Check job and output states:

jq '{job:.jobs[0], wait_result, outputs}' tool_result.json
galaxy-cli job show "$JOB" --full

tool run waits by default. In JSON mode, the outputs array includes final dataset or dataset-collection state/type/size metadata after wait. Do not call job show --full, dataset show, or collection show for those outputs unless a needed field is missing.

Preview wide datasets compactly:

galaxy-cli dataset peek "$DATASET_ID" --history-id "$HID" --lines 5 --max-fields 20 --max-chars-per-line 500

dataset peek returns compact lines plus per-row field_count and first fields under rows, so broad expression matrices do not flood context.

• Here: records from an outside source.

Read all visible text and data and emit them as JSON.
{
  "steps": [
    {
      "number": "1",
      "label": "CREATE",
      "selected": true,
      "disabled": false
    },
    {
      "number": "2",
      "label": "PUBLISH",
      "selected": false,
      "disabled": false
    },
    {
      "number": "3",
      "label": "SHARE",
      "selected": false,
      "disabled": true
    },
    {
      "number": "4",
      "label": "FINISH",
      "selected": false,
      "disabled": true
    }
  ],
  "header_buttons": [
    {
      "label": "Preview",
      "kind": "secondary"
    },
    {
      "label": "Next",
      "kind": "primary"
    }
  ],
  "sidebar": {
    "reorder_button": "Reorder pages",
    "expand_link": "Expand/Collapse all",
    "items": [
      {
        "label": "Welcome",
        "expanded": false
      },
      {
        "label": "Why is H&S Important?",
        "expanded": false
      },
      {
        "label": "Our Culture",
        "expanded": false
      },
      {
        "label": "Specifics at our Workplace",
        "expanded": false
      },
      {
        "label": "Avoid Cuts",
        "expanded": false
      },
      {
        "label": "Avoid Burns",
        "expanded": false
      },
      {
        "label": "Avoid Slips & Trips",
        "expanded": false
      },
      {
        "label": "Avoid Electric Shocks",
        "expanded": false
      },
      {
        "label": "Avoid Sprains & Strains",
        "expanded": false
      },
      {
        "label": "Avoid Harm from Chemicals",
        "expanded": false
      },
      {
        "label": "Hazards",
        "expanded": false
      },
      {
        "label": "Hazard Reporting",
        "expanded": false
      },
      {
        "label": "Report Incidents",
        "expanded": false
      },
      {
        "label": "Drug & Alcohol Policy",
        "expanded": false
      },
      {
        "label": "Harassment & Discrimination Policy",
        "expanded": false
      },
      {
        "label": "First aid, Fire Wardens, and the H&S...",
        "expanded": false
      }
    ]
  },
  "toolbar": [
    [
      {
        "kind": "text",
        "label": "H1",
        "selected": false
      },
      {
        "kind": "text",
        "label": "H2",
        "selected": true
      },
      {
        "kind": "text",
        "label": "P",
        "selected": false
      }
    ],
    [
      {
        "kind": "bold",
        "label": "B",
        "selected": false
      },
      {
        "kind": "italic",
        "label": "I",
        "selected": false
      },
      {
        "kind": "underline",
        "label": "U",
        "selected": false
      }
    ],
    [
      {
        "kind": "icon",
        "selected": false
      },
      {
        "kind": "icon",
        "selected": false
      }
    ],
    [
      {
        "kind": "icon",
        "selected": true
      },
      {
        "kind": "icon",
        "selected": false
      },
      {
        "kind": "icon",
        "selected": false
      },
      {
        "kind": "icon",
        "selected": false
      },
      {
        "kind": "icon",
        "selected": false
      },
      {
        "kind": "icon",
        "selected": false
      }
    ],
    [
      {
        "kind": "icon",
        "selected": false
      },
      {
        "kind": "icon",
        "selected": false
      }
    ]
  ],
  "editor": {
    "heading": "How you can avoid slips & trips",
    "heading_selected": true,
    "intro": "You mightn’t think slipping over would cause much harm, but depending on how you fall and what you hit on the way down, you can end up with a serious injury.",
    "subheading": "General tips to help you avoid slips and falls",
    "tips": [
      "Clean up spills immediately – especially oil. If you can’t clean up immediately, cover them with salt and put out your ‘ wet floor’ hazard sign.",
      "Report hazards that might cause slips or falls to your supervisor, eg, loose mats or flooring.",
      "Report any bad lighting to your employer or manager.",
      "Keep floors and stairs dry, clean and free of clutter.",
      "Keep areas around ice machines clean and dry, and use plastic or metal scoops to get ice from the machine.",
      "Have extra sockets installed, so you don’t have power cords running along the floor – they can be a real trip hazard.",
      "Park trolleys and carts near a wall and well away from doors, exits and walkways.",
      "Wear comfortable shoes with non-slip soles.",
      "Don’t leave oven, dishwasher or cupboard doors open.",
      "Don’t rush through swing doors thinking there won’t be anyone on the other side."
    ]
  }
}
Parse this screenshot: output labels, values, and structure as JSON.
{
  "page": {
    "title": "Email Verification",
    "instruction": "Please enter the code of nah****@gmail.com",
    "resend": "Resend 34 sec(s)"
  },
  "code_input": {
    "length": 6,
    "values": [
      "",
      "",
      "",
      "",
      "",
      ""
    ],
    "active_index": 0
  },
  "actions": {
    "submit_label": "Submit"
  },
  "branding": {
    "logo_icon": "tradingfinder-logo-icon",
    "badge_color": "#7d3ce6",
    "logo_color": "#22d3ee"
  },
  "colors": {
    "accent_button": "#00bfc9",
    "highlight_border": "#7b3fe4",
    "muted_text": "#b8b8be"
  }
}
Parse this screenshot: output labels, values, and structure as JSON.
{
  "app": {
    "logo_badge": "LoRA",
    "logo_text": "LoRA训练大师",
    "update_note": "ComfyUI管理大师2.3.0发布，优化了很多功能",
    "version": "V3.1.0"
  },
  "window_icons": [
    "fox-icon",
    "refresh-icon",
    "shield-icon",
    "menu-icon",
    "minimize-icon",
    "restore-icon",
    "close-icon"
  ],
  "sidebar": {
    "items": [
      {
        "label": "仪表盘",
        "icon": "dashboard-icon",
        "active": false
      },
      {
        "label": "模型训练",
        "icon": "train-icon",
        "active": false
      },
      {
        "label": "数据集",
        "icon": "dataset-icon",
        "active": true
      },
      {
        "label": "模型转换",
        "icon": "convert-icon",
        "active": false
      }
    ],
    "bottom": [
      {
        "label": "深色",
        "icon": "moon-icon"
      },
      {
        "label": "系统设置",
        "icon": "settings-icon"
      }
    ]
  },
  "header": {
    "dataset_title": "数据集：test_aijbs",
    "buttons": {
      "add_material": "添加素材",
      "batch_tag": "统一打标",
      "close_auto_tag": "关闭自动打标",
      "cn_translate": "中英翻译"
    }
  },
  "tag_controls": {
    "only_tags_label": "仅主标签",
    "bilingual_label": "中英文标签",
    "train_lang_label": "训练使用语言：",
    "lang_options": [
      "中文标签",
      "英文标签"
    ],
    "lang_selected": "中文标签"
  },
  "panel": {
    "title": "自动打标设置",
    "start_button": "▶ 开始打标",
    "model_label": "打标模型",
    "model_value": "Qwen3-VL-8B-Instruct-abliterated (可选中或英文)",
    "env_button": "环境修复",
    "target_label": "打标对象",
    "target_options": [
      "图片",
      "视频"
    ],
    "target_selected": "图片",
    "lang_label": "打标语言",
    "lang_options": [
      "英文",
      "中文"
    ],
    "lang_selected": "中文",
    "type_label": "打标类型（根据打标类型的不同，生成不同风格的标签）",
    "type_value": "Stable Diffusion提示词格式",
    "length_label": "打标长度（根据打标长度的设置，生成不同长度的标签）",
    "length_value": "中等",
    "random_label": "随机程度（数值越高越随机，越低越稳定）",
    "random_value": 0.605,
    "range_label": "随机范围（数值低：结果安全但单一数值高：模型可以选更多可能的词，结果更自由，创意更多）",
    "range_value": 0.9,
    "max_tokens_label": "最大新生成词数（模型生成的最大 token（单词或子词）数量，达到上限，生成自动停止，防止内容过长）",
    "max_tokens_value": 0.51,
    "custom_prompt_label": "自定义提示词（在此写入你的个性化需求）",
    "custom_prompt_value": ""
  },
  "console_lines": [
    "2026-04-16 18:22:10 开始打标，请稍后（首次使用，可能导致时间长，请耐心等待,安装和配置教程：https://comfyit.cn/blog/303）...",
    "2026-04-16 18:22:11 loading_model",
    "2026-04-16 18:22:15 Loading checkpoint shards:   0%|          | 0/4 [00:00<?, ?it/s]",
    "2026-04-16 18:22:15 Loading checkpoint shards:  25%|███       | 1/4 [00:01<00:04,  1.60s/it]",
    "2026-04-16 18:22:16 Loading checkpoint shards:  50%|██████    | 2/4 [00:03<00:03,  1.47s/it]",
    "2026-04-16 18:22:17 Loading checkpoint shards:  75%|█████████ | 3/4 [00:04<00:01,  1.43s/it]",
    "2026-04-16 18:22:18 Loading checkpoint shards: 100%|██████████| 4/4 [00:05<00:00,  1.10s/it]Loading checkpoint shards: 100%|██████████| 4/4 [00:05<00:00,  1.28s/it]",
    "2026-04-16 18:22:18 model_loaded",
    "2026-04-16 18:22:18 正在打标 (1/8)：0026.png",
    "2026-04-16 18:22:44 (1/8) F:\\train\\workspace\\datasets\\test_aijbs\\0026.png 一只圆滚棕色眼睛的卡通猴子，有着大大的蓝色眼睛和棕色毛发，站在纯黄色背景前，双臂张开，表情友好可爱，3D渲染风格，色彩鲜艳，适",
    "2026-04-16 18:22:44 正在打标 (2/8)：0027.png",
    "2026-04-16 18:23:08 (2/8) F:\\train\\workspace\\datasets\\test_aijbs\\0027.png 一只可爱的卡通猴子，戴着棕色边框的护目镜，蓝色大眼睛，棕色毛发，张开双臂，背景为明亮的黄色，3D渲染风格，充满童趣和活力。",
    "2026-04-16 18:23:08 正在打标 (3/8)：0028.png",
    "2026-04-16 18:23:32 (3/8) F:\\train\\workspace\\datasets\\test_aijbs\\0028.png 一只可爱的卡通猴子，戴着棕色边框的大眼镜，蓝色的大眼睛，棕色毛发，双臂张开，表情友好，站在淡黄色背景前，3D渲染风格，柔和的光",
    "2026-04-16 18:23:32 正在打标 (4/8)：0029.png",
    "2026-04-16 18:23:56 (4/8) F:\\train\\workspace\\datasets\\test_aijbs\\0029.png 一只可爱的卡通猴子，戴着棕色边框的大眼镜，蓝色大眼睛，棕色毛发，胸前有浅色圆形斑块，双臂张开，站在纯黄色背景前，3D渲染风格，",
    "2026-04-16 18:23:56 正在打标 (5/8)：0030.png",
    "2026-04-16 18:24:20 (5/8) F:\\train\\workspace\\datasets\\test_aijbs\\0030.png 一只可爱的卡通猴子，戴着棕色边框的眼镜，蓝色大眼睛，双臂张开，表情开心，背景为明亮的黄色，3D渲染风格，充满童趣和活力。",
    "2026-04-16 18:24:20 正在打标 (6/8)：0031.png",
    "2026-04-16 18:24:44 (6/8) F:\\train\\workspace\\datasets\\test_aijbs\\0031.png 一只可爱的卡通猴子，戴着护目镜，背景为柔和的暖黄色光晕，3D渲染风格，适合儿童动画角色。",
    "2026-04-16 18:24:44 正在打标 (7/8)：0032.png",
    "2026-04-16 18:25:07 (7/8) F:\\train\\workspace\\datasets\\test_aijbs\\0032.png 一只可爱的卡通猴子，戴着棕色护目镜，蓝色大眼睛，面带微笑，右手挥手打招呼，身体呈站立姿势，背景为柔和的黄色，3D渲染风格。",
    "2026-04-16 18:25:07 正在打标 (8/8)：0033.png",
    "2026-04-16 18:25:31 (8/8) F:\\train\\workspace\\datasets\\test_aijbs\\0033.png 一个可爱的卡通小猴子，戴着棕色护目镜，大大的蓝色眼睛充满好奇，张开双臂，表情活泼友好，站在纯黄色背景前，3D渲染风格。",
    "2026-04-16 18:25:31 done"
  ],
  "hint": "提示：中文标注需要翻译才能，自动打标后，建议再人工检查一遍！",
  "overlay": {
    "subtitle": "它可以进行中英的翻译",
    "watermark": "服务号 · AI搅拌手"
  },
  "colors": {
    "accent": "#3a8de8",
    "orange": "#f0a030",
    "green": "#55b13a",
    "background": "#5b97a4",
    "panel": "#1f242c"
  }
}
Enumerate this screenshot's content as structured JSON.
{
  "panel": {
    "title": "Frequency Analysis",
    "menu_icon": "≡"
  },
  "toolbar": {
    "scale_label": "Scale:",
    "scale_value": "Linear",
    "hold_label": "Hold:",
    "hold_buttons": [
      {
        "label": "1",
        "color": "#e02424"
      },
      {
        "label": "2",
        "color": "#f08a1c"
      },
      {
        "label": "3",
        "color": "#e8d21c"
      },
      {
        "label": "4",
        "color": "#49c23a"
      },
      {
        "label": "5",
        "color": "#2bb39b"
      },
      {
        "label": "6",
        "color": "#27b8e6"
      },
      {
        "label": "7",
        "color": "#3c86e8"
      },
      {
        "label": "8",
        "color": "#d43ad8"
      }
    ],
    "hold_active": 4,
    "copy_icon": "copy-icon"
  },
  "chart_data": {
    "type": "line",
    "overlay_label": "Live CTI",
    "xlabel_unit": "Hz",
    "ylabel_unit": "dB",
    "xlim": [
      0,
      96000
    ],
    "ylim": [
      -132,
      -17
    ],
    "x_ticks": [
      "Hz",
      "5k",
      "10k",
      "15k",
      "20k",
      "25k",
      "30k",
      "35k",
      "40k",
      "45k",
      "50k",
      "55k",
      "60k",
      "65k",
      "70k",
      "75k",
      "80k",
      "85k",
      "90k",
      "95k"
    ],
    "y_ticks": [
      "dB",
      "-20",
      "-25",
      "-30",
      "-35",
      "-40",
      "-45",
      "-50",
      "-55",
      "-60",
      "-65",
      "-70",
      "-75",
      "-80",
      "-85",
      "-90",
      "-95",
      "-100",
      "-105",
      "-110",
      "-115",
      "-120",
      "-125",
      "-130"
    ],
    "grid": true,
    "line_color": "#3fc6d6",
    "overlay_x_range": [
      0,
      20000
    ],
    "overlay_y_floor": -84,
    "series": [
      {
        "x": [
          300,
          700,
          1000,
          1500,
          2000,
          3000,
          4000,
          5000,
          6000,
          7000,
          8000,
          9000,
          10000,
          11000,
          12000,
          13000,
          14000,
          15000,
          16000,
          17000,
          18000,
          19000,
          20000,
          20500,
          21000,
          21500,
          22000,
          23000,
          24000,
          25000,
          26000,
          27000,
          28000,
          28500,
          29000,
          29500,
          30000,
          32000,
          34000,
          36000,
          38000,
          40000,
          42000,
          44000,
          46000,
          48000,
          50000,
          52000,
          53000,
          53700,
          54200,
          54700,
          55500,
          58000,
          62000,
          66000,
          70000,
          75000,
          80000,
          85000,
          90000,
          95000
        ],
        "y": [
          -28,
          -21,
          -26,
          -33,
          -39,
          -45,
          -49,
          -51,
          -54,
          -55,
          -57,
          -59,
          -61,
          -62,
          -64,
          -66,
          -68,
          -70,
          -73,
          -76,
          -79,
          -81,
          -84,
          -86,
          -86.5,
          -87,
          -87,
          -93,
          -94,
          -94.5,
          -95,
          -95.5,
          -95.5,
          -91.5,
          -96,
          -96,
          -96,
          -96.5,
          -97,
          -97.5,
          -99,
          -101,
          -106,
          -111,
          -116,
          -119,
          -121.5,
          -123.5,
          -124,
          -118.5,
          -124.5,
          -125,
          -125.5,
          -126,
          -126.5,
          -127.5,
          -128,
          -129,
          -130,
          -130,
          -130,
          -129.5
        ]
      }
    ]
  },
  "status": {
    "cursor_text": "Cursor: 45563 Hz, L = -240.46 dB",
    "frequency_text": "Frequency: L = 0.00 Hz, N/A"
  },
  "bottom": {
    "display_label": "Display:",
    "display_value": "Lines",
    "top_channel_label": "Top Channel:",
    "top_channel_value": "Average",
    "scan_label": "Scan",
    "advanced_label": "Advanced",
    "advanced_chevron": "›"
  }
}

Download outputs only when the task explicitly asks for local artifacts:

galaxy-cli dataset download "$DATASET_ID" results/output.dat

Input Encoding

Dataset: hda:DATASET_ID
Dataset collection: hdca:COLLECTION_ID
For dataset or collection inputs nested inside conditionals or repeats, use the native JSON object form: {"src": "hda", "id": "DATASET_ID"} or {"src": "hdca", "id": "COLLECTION_ID"}.
Flattened nested data keys are also normalized, for example library|input_1=hda:DATASET_ID and select_data|countsFile=hdca:COLLECTION_ID.
Library dataset: ldda:DATASET_ID
Boolean: true or false
Conditional or repeat params: prefer nested JSON in --inputs-json.
Optional repeat blocks with min: 0 can be omitted. If a repeat item is supplied, its required child inputs still need valid values.
Flattened conditional paths use pipes when needed, for example single_paired|paired_input.
Repeated and conditional inputs should mirror galaxy-cli tool show TOOL_ID.
Current IUC MultiQC FastQC inputs use results -> software_cond -> output:

{
  "results": [
    {
      "software_cond": {
        "software": "fastqc",
        "output": [
          {
            "type": "data",
            "input": [
              {"src": "hda", "id": "FASTQC_RAW_DATA_1"},
              {"src": "hda", "id": "FASTQC_RAW_DATA_2"}
            ]
          }
        ]
      }
    }
  ]
}

What To Read Next

Publish/import a completed history when a run needs a shareable result:

galaxy-cli history update "$HID" --published true --importable true

For command syntax, run galaxy-cli <group> --help or galaxy-cli <group> <command> --help.
For tool parameters, use the task's workflow/step_specs.json, workflow/required_step_params.json, and workflow/step_execution_hints.json.
Only run galaxy-cli tool show TOOL_ID when those task files do not provide enough input names/options to build the submission JSON.
Do not read package source code. The command help and task files are enough.